Si vous voulez être émancipés politiquement, sans vous émanciper vous-mêmes humainement, l’imperfection et la contradiction ne sont pas uniquement en vous, mais encore dans l’essence et la catégorie de l’émancipation politique (…).

Aussi longtemps qu’il sera juif, l’essence limitée qui fait de lui un Juif l’emportera forcément sur l’essence humaine qui devait, comme homme, le rattacher aux autres hommes; et elle l’isolera de ce qui n’est pas juif. Il déclare, par cette séparation, que l’essence particulière qui le fait Juif est sa véritable essence suprême, devant laquelle doit s’effacer l’essence de l’homme. »

Ce n’est pas tout : maniant la dialectique, Karl Marx constate l’impact sur la religion juive, qui devient une célèbre manière de s’auto-référencer, sans plus aucune référence à la réalité. Elle devient un simple moyen de pression de la part de gens adhérant à une religion :

« Le judaïsme s’est maintenu, non pas malgré l’histoire, mais par l’histoire. C’est du fond de ses propres entrailles que la société bourgeoise engendre sans cesse le Juif.

Quelle était en soi la base de la religion juive ? Le besoin pratique, l’égoïsme. Le monothéisme du Juif est donc, en réalité, le polythéisme des besoins multiples, un polythéisme qui fait même des lieux d’aisance un objet de la loi divine.

Le besoin pratique, l’égoïsme est le principe de la société bourgeoise et se manifeste comme tel sous sa forme pure, dès que la société bourgeoise a complètement donné naissance à l’état politique. Le dieu du besoin pratique et de l’égoïsme, c’est l’argent. »

Ici, Karl Marx ouvre la porte à une compréhension de l’antisémitisme : en effet, il est évident que le capitalisme a utilisé la minorité juive au cours du féodalisme, afin de contourner l’interdiction catholique du prêt à intérêt.

Le prêt à intérêt était également interdit dans le judaïsme, mais comme il y a une situation avec deux religions, alors le prêt est possible envers ceux d’une autre religion.

Si les catholiques n’étaient pas en mesure de le faire, car ils formaient la majorité, au sein de la communauté juive minoritaire, cela revenait à être possible.

La minorité n’existe alors qu’en tentant de s’intégrer à l’ensemble, en apparence de manière parasitaire : là est l’origine de l’antisémitisme.

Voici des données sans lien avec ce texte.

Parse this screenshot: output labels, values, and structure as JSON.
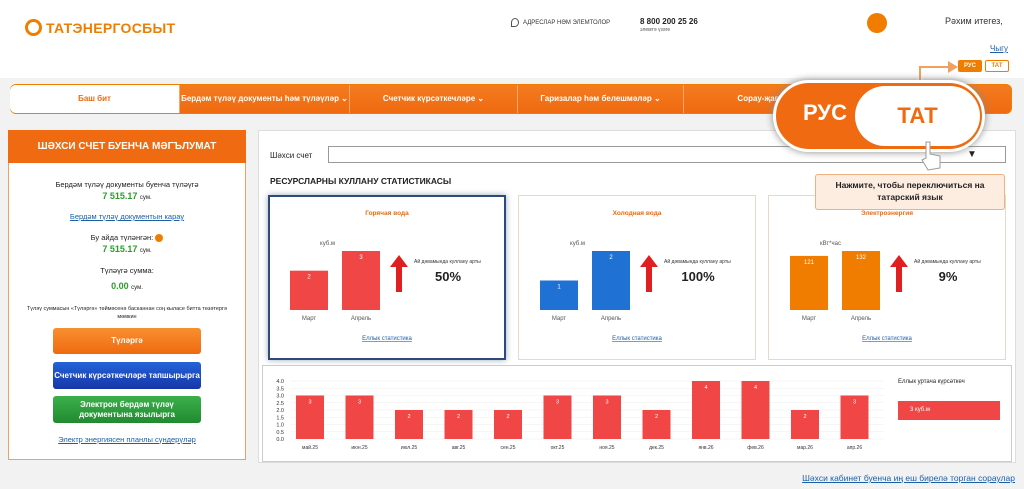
{
  "header": {
    "logo": "ТАТЭНЕРГОСБЫТ",
    "address": "АДРЕСЛАР НӘМ ЭЛЕМТОЛОР",
    "phone": "8 800 200 25 26",
    "phone_note": "элемтә үзәге",
    "greeting": "Рәхим итегез,",
    "logout": "Чыгу",
    "languages": [
      "РУС",
      "ТАТ"
    ]
  },
  "nav": [
    "Баш бит",
    "Бердәм түләү документы һәм түләүләр",
    "Счетчик күрсәткечләре",
    "Гаризалар һәм белешмәләр",
    "Сорау-җав"
  ],
  "account_panel": {
    "title": "ШӘХСИ СЧЕТ БУЕНЧА МӘГЪЛУМАТ",
    "due_label": "Бердәм түләү документы буенча түләүгә",
    "due_amount": "7 515.17",
    "currency": "сум.",
    "view_link": "Бердәм түләү документын карау",
    "paid_label": "Бу айда түләнгән:",
    "paid_amount": "7 515.17",
    "to_pay_label": "Түләүгә сумма:",
    "to_pay_amount": "0.00",
    "note": "Түләү суммасын «Түләргә» төймәсенә басканнан соң кыласе битта төзәтергә мөмкин",
    "buttons": [
      "Түләргә",
      "Счетчик күрсәткечләре тапшырырга",
      "Электрон бердәм түләү документына язылырга"
    ],
    "outage_link": "Электр энергиясен планлы сүндерүләр"
  },
  "main": {
    "account_label": "Шәхси счет",
    "stats_title": "РЕСУРСЛАРНЫ КУЛЛАНУ СТАТИСТИКАСЫ",
    "cards": [
      {
        "title": "Горячая вода",
        "unit": "куб.м",
        "color": "#f04646",
        "categories": [
          "Март",
          "Апрель"
        ],
        "values": [
          2,
          3
        ],
        "growth_text": "Ай дәвамында куллану арты",
        "growth": "50%",
        "link": "Еллык статистика"
      },
      {
        "title": "Холодная вода",
        "unit": "куб.м",
        "color": "#1f72d4",
        "categories": [
          "Март",
          "Апрель"
        ],
        "values": [
          1,
          2
        ],
        "growth_text": "Ай дәвамында куллану арты",
        "growth": "100%",
        "link": "Еллык статистика"
      },
      {
        "title": "Электроэнергия",
        "unit": "кВт*час",
        "color": "#f07d00",
        "categories": [
          "Март",
          "Апрель"
        ],
        "values": [
          121,
          132
        ],
        "growth_text": "Ай дәвамында куллану арты",
        "growth": "9%",
        "link": "Еллык статистика"
      }
    ],
    "annual": {
      "type": "bar",
      "color": "#f04646",
      "categories": [
        "май.25",
        "июн.25",
        "июл.25",
        "авг.25",
        "сен.25",
        "окт.25",
        "ноя.25",
        "дек.25",
        "янв.26",
        "фев.26",
        "мар.26",
        "апр.26"
      ],
      "values": [
        3,
        3,
        2,
        2,
        2,
        3,
        3,
        2,
        4,
        4,
        2,
        3
      ],
      "ylim": [
        0,
        4
      ],
      "yticks": [
        {
          "value": 0,
          "label": "0.0"
        },
        0.5,
        {
          "value": 1,
          "label": "1.0"
        },
        1.5,
        {
          "value": 2,
          "label": "2.0"
        },
        2.5,
        {
          "value": 3,
          "label": "3.0"
        },
        3.5,
        {
          "value": 4,
          "label": "4.0"
        }
      ],
      "legend_title": "Еллык уртача күрсәткеч",
      "legend_value": "3 куб.м"
    }
  },
  "callout": {
    "languages": [
      "РУС",
      "ТАТ"
    ],
    "tooltip": "Нажмите, чтобы переключиться на татарский язык"
  },
  "footer_link": "Шәхси кабинет буенча иң еш бирелә торган сораулар"
}
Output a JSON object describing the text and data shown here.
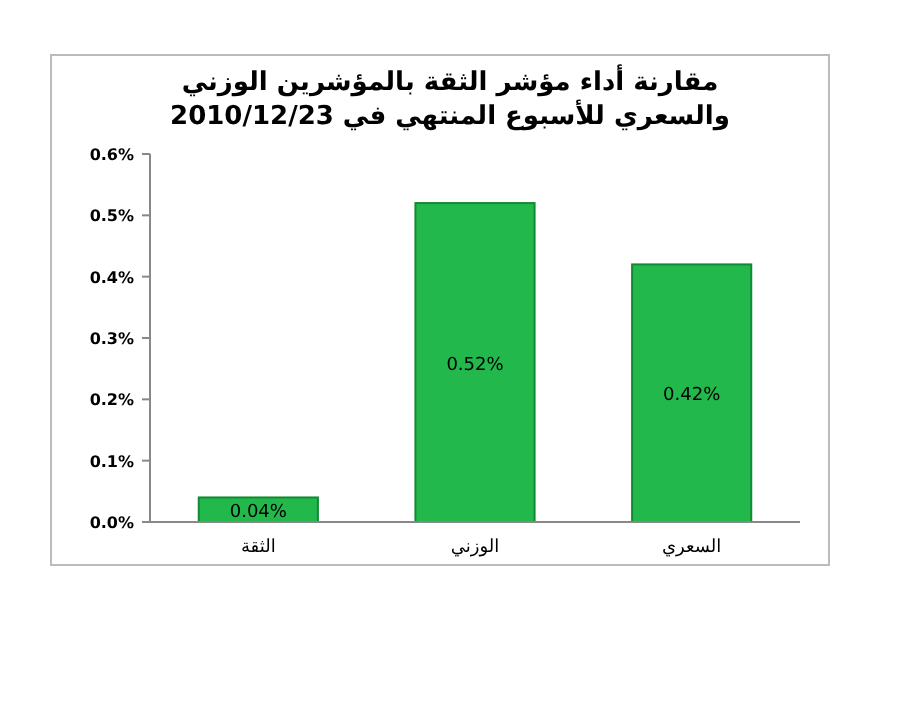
{
  "chart_data": {
    "type": "bar",
    "title": "مقارنة أداء مؤشر الثقة بالمؤشرين الوزني والسعري للأسبوع المنتهي في 2010/12/23",
    "categories": [
      "الثقة",
      "الوزني",
      "السعري"
    ],
    "values": [
      0.04,
      0.52,
      0.42
    ],
    "value_labels": [
      "0.04%",
      "0.52%",
      "0.42%"
    ],
    "color": "#22b84c",
    "ylim": [
      0,
      0.6
    ],
    "yticks": [
      {
        "value": 0,
        "label": "0.0%"
      },
      {
        "value": 0.1,
        "label": "0.1%"
      },
      {
        "value": 0.2,
        "label": "0.2%"
      },
      {
        "value": 0.3,
        "label": "0.3%"
      },
      {
        "value": 0.4,
        "label": "0.4%"
      },
      {
        "value": 0.5,
        "label": "0.5%"
      },
      {
        "value": 0.6,
        "label": "0.6%"
      }
    ],
    "grid": false
  }
}
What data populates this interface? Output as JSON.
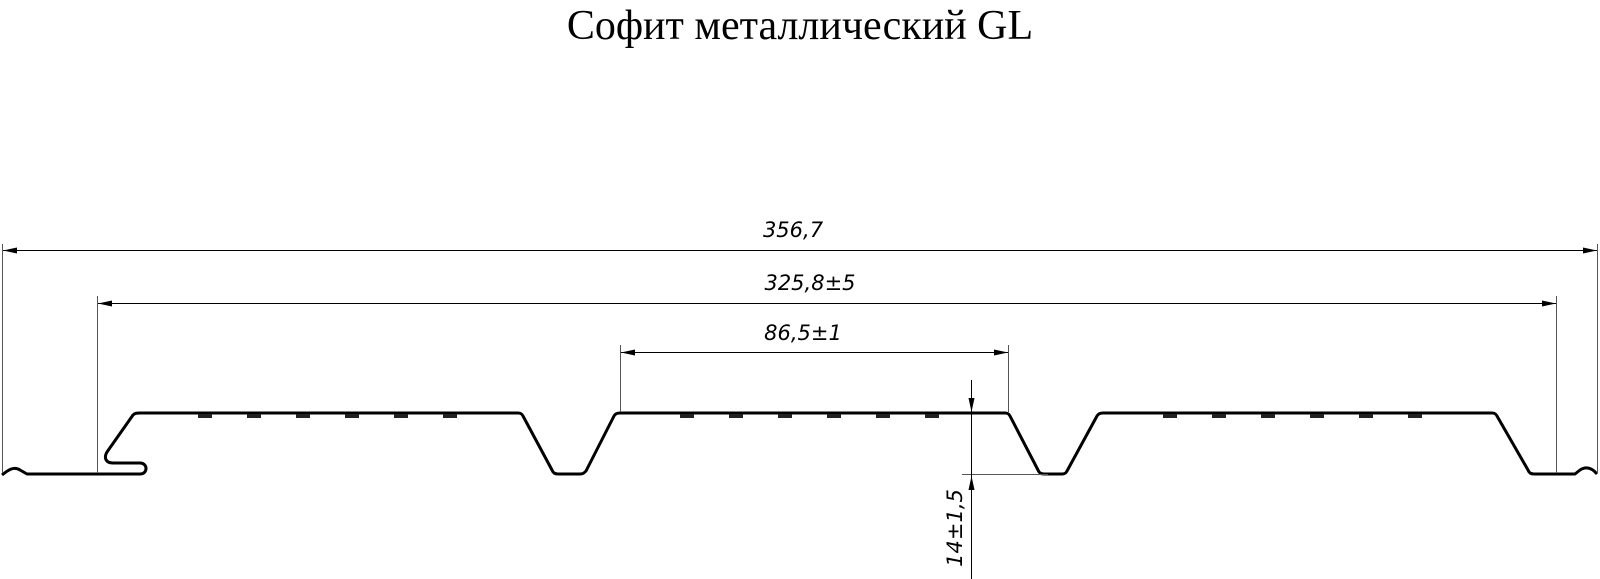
{
  "title": "Софит металлический GL",
  "dimensions": {
    "overall_width": "356,7",
    "effective_width": "325,8±5",
    "rib_pitch": "86,5±1",
    "profile_height": "14±1,5"
  },
  "colors": {
    "line": "#000000",
    "dimension_line": "#555555",
    "background": "#ffffff"
  }
}
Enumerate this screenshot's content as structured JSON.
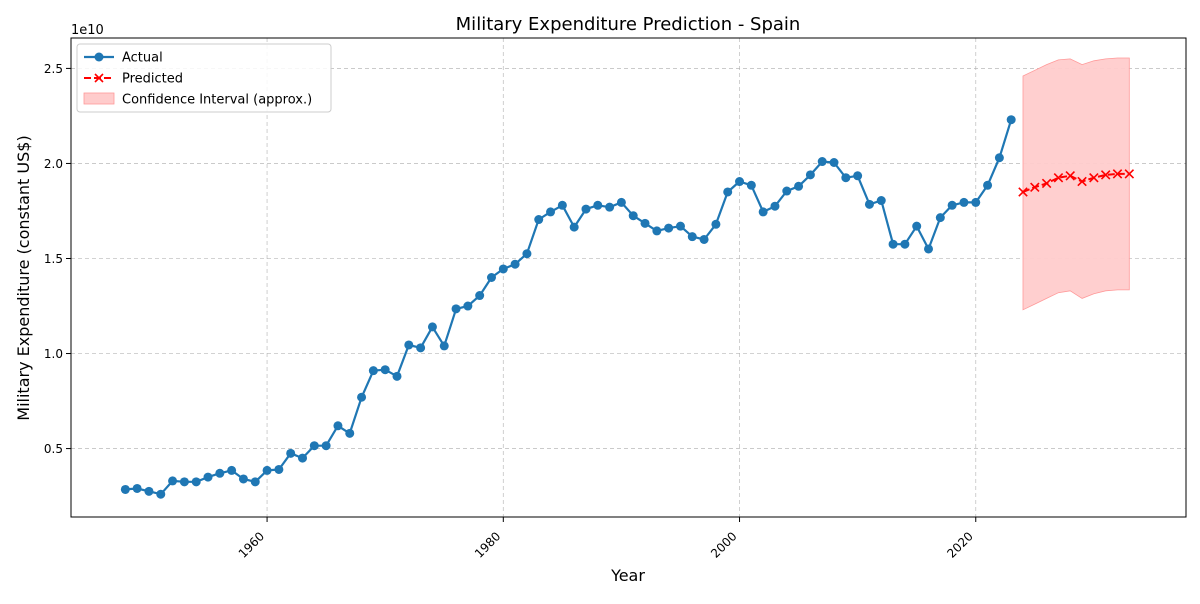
{
  "chart_data": {
    "type": "line",
    "title": "Military Expenditure Prediction - Spain",
    "xlabel": "Year",
    "ylabel": "Military Expenditure (constant US$)",
    "y_offset_label": "1e10",
    "xlim": [
      1943.4,
      2037.8
    ],
    "ylim": [
      1400000000,
      26600000000
    ],
    "x_ticks": [
      1960,
      1980,
      2000,
      2020
    ],
    "x_tick_labels": [
      "1960",
      "1980",
      "2000",
      "2020"
    ],
    "y_ticks": [
      5000000000,
      10000000000,
      15000000000,
      20000000000,
      25000000000
    ],
    "y_tick_labels": [
      "0.5",
      "1.0",
      "1.5",
      "2.0",
      "2.5"
    ],
    "grid": true,
    "legend_position": "upper-left",
    "legend": [
      {
        "label": "Actual",
        "kind": "line-circle",
        "color": "#1f77b4"
      },
      {
        "label": "Predicted",
        "kind": "dash-x",
        "color": "#ff0000"
      },
      {
        "label": "Confidence Interval (approx.)",
        "kind": "patch",
        "color": "#ffcccc"
      }
    ],
    "series": [
      {
        "name": "Actual",
        "color": "#1f77b4",
        "x": [
          1948,
          1949,
          1950,
          1951,
          1952,
          1953,
          1954,
          1955,
          1956,
          1957,
          1958,
          1959,
          1960,
          1961,
          1962,
          1963,
          1964,
          1965,
          1966,
          1967,
          1968,
          1969,
          1970,
          1971,
          1972,
          1973,
          1974,
          1975,
          1976,
          1977,
          1978,
          1979,
          1980,
          1981,
          1982,
          1983,
          1984,
          1985,
          1986,
          1987,
          1988,
          1989,
          1990,
          1991,
          1992,
          1993,
          1994,
          1995,
          1996,
          1997,
          1998,
          1999,
          2000,
          2001,
          2002,
          2003,
          2004,
          2005,
          2006,
          2007,
          2008,
          2009,
          2010,
          2011,
          2012,
          2013,
          2014,
          2015,
          2016,
          2017,
          2018,
          2019,
          2020,
          2021,
          2022,
          2023
        ],
        "values": [
          2850000000,
          2900000000,
          2750000000,
          2600000000,
          3300000000,
          3250000000,
          3250000000,
          3500000000,
          3700000000,
          3850000000,
          3400000000,
          3250000000,
          3850000000,
          3900000000,
          4750000000,
          4500000000,
          5150000000,
          5150000000,
          6200000000,
          5800000000,
          7700000000,
          9100000000,
          9150000000,
          8800000000,
          10450000000,
          10300000000,
          11400000000,
          10400000000,
          12350000000,
          12500000000,
          13050000000,
          14000000000,
          14450000000,
          14700000000,
          15250000000,
          17050000000,
          17450000000,
          17800000000,
          16650000000,
          17600000000,
          17800000000,
          17700000000,
          17950000000,
          17250000000,
          16850000000,
          16450000000,
          16600000000,
          16700000000,
          16150000000,
          16000000000,
          16800000000,
          18500000000,
          19050000000,
          18850000000,
          17450000000,
          17750000000,
          18550000000,
          18800000000,
          19400000000,
          20100000000,
          20050000000,
          19250000000,
          19350000000,
          17850000000,
          18050000000,
          15750000000,
          15750000000,
          16700000000,
          15500000000,
          17150000000,
          17800000000,
          17950000000,
          17950000000,
          18850000000,
          20300000000,
          22300000000
        ]
      },
      {
        "name": "Predicted",
        "color": "#ff0000",
        "x": [
          2024,
          2025,
          2026,
          2027,
          2028,
          2029,
          2030,
          2031,
          2032,
          2033
        ],
        "values": [
          18500000000,
          18750000000,
          18950000000,
          19250000000,
          19350000000,
          19050000000,
          19250000000,
          19400000000,
          19450000000,
          19450000000
        ]
      }
    ],
    "confidence_interval": {
      "color": "#ffcccc",
      "x": [
        2024,
        2025,
        2026,
        2027,
        2028,
        2029,
        2030,
        2031,
        2032,
        2033
      ],
      "lower": [
        12300000000,
        12600000000,
        12900000000,
        13200000000,
        13300000000,
        12900000000,
        13150000000,
        13300000000,
        13350000000,
        13350000000
      ],
      "upper": [
        24600000000,
        24900000000,
        25200000000,
        25450000000,
        25500000000,
        25200000000,
        25400000000,
        25500000000,
        25550000000,
        25550000000
      ]
    }
  }
}
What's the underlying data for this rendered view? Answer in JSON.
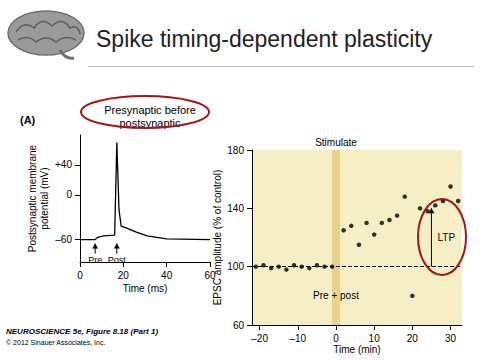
{
  "slide": {
    "title": "Spike timing-dependent plasticity",
    "panel_label": "(A)",
    "caption": "NEUROSCIENCE 5e, Figure 8.18 (Part 1)",
    "copyright": "© 2012 Sinauer Associates, Inc."
  },
  "chart_data": [
    {
      "type": "line",
      "title": "Presynaptic before postsynaptic",
      "x": [
        0,
        7,
        8,
        11,
        16,
        17,
        18,
        19,
        21,
        26,
        31,
        40,
        60
      ],
      "values": [
        -60,
        -60,
        -57,
        -55,
        -54,
        70,
        -20,
        -42,
        -44,
        -50,
        -55,
        -59,
        -60
      ],
      "color": "#000000",
      "xlabel": "Time (ms)",
      "ylabel": "Postsynaptic membrane potential (mV)",
      "xlim": [
        0,
        60
      ],
      "ylim": [
        -90,
        80
      ],
      "xticks": [
        0,
        20,
        40,
        60
      ],
      "yticks": [
        {
          "value": 40,
          "label": "+40"
        },
        0,
        {
          "value": -60,
          "label": "–60"
        }
      ],
      "annotations": [
        {
          "text": "Pre",
          "x": 7,
          "y": -60
        },
        {
          "text": "Post",
          "x": 17,
          "y": -60
        }
      ]
    },
    {
      "type": "scatter",
      "x": [
        -21,
        -19,
        -17,
        -15,
        -13,
        -11,
        -9,
        -7,
        -5,
        -3,
        -1,
        2,
        4,
        6,
        8,
        10,
        12,
        14,
        16,
        18,
        20,
        22,
        24,
        26,
        28,
        30,
        32
      ],
      "values": [
        100,
        101,
        99,
        100,
        98,
        101,
        100,
        99,
        101,
        100,
        100,
        125,
        128,
        115,
        130,
        122,
        130,
        132,
        135,
        148,
        80,
        140,
        138,
        142,
        145,
        155,
        145
      ],
      "color": "#000000",
      "xlabel": "Time (min)",
      "ylabel": "EPSC amplitude (% of control)",
      "xlim": [
        -22,
        33
      ],
      "ylim": [
        60,
        180
      ],
      "xticks": [
        {
          "value": -20,
          "label": "–20"
        },
        {
          "value": -10,
          "label": "–10"
        },
        0,
        10,
        20,
        30
      ],
      "yticks": [
        60,
        100,
        140,
        180
      ],
      "reference_line": 100,
      "event": {
        "label": "Stimulate",
        "x": 0
      },
      "annotations": [
        {
          "text": "Pre + post",
          "x": 0,
          "y": 100
        },
        {
          "text": "LTP",
          "x": 25,
          "y": [
            100,
            140
          ]
        }
      ]
    }
  ]
}
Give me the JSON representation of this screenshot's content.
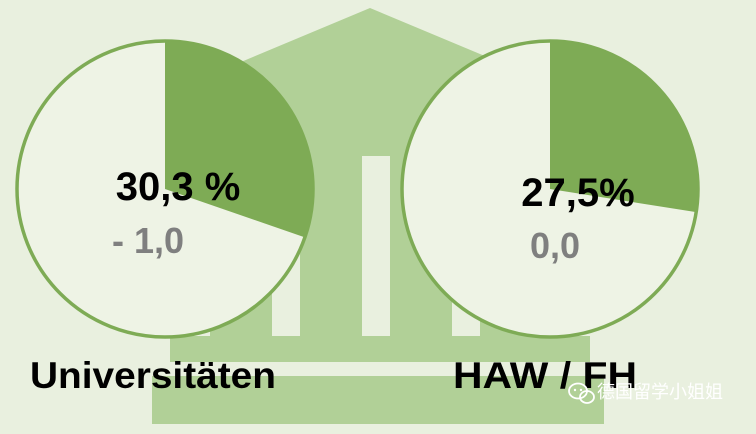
{
  "chart_data": {
    "type": "pie",
    "charts": [
      {
        "category": "Universitäten",
        "value": 30.3,
        "value_label": "30,3 %",
        "change_label": "- 1,0"
      },
      {
        "category": "HAW / FH",
        "value": 27.5,
        "value_label": "27,5%",
        "change_label": "0,0"
      }
    ]
  },
  "watermark": {
    "text": "德国留学小姐姐",
    "icon": "wechat-icon"
  },
  "colors": {
    "background": "#e9f0df",
    "building": "#b1d097",
    "slice": "#7eab55",
    "circle_fill": "#eef3e5",
    "circle_stroke": "#7eab55",
    "change_text": "#7f7f7f",
    "watermark": "#ffffff"
  }
}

Karl Marx l’a bien vu, et il traite non pas de la religion juive en général, mais de l’existence de l’idéologie religieuse dans son rapport à la société comme minorité obligée de profiter des « failles » du féodalisme et de s’appuyer sur le capitalisme pour exister.

Il va de soi que cette compréhension permet de saisir parfaitement ce qu’est l’antisémitisme comme anticapitalisme romantique.

Voici ce que dit Karl Marx :

« Une organisation de la société qui supprimerait les conditions nécessaires du trafic, par suite la possibilité du trafic, rendrait le Juif impossible. La conscience religieuse du Juif s’évanouirait, telle une vapeur insipide, dans l’atmosphère véritable de la société.

D’autre part, du moment qu’il reconnaît la vanité de son essence pratique et s’efforce de supprimer cette essence, le Juif tend à sortir de ce qui fut jusque-là son développement, travaille à l’émancipation humaine générale et se tourne vers la plus haute expression pratique de la renonciation ou aliénation humaine.

Nous reconnaissons donc dans le judaïsme un élément antisocial général et actuel qui, par le développement historique auquel les Juifs ont, sous ce mauvais rapport, activement participé, a été poussé à son point culminant du temps présent, à une hauteur où il ne peut que se désagréger nécessairement.

Dans sa dernière signification, l’émancipation juive consiste à émanciper l’humanité du judaïsme. »

Cette dernière phrase a été incomprise des non marxistes et largement utilisée par la propagande bourgeoise. Mais il ne s’agit pas d’un apologie de l’antisémitisme, mais de sa réfutation, par l’affirmation de l’humain au-delà de la religion.

Karl Marx éclaire ici parfaitement la situation.